Augmentation des péages autoroutiers : non non, jurait Ségolène. C’est oui oui.

Ecrivain, musicienne, plasticienne
 

Madame Royal est ministre de l’Écologie. C’est une grande spécialiste des éoliennes, ces modernes girouettes : pareille à elles, elle tourne avec le vent.

En décembre dernier, quand s’annonçaient les frimas et que commençait à souffler la bise des augmentations – celles qui arrivent chaque année en janvier après la galette des rois et les soldes du blanc (électricité, gaz, SNCF, timbre, métro, etc.) –, Ségolène Royal nous l’avait juré craché par terre : pas question d’augmenter les tarifs autoroutiers comme le demandaient ces requins qui nous ponctionnent à chaque péage.

Quand la ponction tombait encore dans l’escarcelle de l’État, on se faisait une raison.

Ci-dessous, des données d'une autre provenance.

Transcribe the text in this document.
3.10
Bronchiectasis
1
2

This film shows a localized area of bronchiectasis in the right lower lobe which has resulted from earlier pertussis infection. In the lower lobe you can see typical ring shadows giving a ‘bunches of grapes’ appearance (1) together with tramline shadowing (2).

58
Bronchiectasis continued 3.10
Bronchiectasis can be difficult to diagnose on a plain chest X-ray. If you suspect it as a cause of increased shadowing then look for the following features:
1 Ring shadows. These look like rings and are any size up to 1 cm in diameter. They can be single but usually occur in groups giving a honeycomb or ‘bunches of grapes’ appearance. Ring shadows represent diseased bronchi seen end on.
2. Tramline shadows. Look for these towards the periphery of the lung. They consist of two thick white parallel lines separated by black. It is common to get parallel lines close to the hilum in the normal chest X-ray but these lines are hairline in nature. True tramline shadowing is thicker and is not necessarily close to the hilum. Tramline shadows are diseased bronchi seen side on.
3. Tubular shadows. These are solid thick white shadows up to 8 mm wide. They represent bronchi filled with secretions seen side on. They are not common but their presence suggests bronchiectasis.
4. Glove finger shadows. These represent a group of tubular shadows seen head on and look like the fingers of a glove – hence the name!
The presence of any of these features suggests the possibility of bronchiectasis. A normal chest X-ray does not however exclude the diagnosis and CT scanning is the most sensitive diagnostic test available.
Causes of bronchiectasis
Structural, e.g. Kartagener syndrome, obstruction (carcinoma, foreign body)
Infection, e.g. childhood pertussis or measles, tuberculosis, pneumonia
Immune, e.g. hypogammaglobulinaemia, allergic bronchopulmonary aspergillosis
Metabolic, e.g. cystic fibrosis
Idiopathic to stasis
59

On se disait que, d’une certaine manière, cela sortait de notre poche pour y retourner. Naïf, d’accord, mais il faut bien garder quelques illusions si l’on ne veut pas être tenté par le suicide. Mais avec le coup de génie du poète Galouzeau de Villepin, l’État s’est débarrassé à vil prix des bijoux de famille au moment où ils commençaient à devenir rentables. Transfert de bénéfices, adieu le retour sur investissement. Une fois de plus, le contribuable s’est retrouvé cocu.

Alors on a bien voulu croire Ségolène quand elle a prétendu voler au secours de l’usager : non non, pas question d’autoriser l’augmentation des tarifs autoroutiers tant qu’elle serait ministre, ou alors il faudrait pour cela lui rouler sur le corps. On l’entend encore, crachant dans le micro à la sortie du Conseil des ministres : « C’est inadmissible. On ne leur [les sociétés autoroutières, NDLR] donnera pas cette autorisation, d’abord parce que le rapport de la Cour des comptes a mis en exergue le fait que les autoroutes ont déjà trop augmenté leurs tarifs par rapport aux droits qui étaient les leurs. Nous allons mettre en place des règles du jeu et je pense que c’est une provocation. Et cette provocation, bien évidemment, n’a pas lieu d’être. Je pense que c’est pour elles un rapport de force, mais là, l’État, au nom des Français et au nom du pouvoir d’achat des Français, va prendre ses responsabilités et va leur rappeler leurs droits et leurs devoirs. » Non mais, de quoi ? Des bretelles dans la soupe, des cheveux dans la salade ?

On allait voir de quel bois se chauffait Ségolène ! Il a même été question de résilier les contrats, voire de « renationaliser » les sociétés d’autoroutes. Et le contribuable benêt (je parle de moi) de se demander bêtement où notre État exsangue pourrait bien trouver les 40 à 50 milliards d’euros nécessaires à ce rétropédalage.

Et trois mois plus tard, que croyez-vous qu’il arriva ? C’est Ségolène qui céda.

On apprend, en effet, en ce lundi pascal que les tarifs autoroutiers vont bien augmenter dans les prochaines semaines. On avance le chiffre de 0,57 %, sans doute début juin, histoire d’en profiter pleinement pour les vacances d’été. Oui, mais il y aura des contreparties, nous assure-t-on : « Les sociétés d’autoroutes devraient s’engager sur un plan d’investissement de l’ordre de 3 milliards d’euros et 15.000 emplois temporaires. » Toujours méfiante, je note que si l’augmentation est ferme, les contreparties sont encore au conditionnel, et l’on sait ce que vaut ce temps si abondamment employé par nos élites. Quant aux emplois temporaires, on les imagine très bien : des emplois aidés de laveurs de pare-brises sans doute, et d’accortes jeunes filles en gilet fluo distribuant de la pub pour McDo aux péages… Bref, de quoi se préparer un brillant avenir de chômeur aidé.